The behind-the-neck lat pulldown targets back muscles but strains the shoulders and neck. A safer option is the front lat pulldown, reducing risk of injuries.
Upright rows target shoulders but can cause impingement. Lateral raises, lifting arms in line with shoulders, are a safer option and target the same muscles.
Knee push-ups can strain knees and lower back due to improper form. Try modified push-ups against a wall or use an incline bench for gradual strength and stability.
The behind-the-head shoulder press can strain the shoulders and neck. Consider a front shoulder press for a safer range of motion, targeting the same muscles.
Using machines for exercises like shoulder presses can be risky, leading to incorrect form and possible neck injuries. Using free weights with correct posture is a safer alternative.

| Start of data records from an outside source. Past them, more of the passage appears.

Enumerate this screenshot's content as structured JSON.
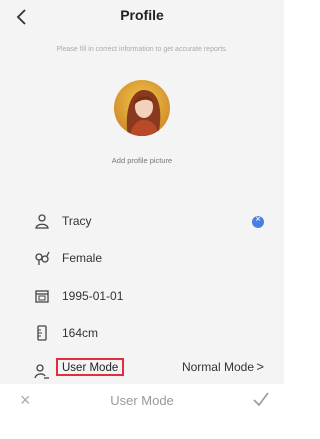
{
  "header": {
    "title": "Profile"
  },
  "hint": "Please fill in correct information to get accurate reports.",
  "avatar": {
    "add_label": "Add profile picture"
  },
  "fields": {
    "name": "Tracy",
    "gender": "Female",
    "birthday": "1995-01-01",
    "height": "164cm"
  },
  "mode": {
    "label": "User Mode",
    "value": "Normal Mode",
    "chevron": ">"
  },
  "sheet": {
    "title": "User Mode",
    "close": "×"
  },
  "colors": {
    "accent_blue": "#4a7fe0",
    "highlight_red": "#e03040"
  }
}
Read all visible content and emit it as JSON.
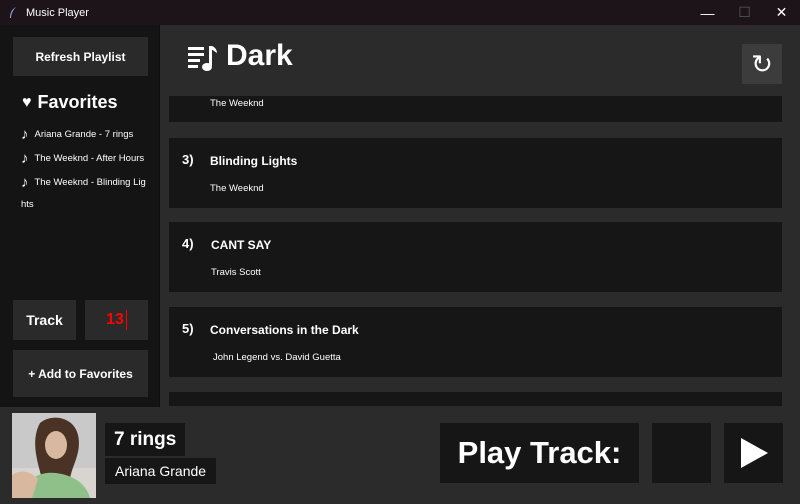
{
  "window": {
    "title": "Music Player",
    "controls": {
      "minimize": "—",
      "maximize": "☐",
      "close": "✕"
    }
  },
  "sidebar": {
    "refresh_label": "Refresh Playlist",
    "favorites_heading": "Favorites",
    "favorites": [
      "Ariana Grande - 7 rings",
      "The Weeknd - After Hours",
      "The Weeknd - Blinding Lights"
    ],
    "track_label": "Track",
    "track_number": "13",
    "add_favorites_label": "+ Add to Favorites"
  },
  "playlist": {
    "title": "Dark",
    "reload_glyph": "↻",
    "songs": [
      {
        "number": "",
        "title": "",
        "artist": "The Weeknd"
      },
      {
        "number": "3)",
        "title": "Blinding Lights",
        "artist": "The Weeknd"
      },
      {
        "number": "4)",
        "title": "CANT SAY",
        "artist": "Travis Scott"
      },
      {
        "number": "5)",
        "title": "Conversations in the Dark",
        "artist": "John Legend vs. David Guetta"
      }
    ]
  },
  "now_playing": {
    "title": "7 rings",
    "artist": "Ariana Grande",
    "play_label": "Play Track:",
    "play_input_value": ""
  },
  "colors": {
    "track_number": "#ff0000",
    "card": "#161616",
    "background": "#2b2b2b"
  }
}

The Smith machine restricts movement and stresses joints during squats. Consider more natural options like a squat rack or goblet squats for leg workouts.

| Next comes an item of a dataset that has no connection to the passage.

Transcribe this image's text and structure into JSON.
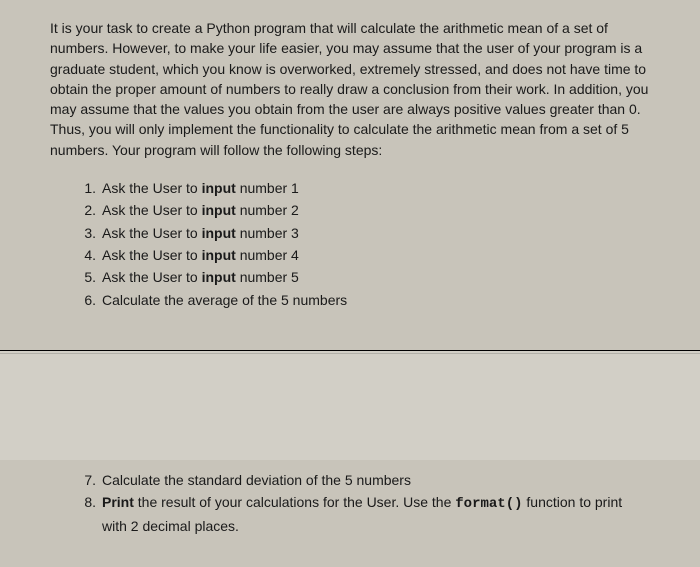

Straight-leg deadlifts target hamstrings & glutes. Poor form can risk back injury. A neutral spine and engaged core are crucial. Try Romanian deadlifts or glute bridges for form help.
Behind-the-neck tricep extensions may strain shoulders and neck. Skull crushers is a safer option, keeping weight behind head and elbows aligned with shoulders.
The leg press targets quads and glutes. Bending knees too far can strain the knee joint. Maintain a 90-degree angle at your knees or opt for squats for the same muscle focus.
Tricep extensions target triceps. However, heavy weights can strain shoulders and elbows. Start light, and increase gradually for strength and stability. Try tricep dips or kickbacks as safer alternatives.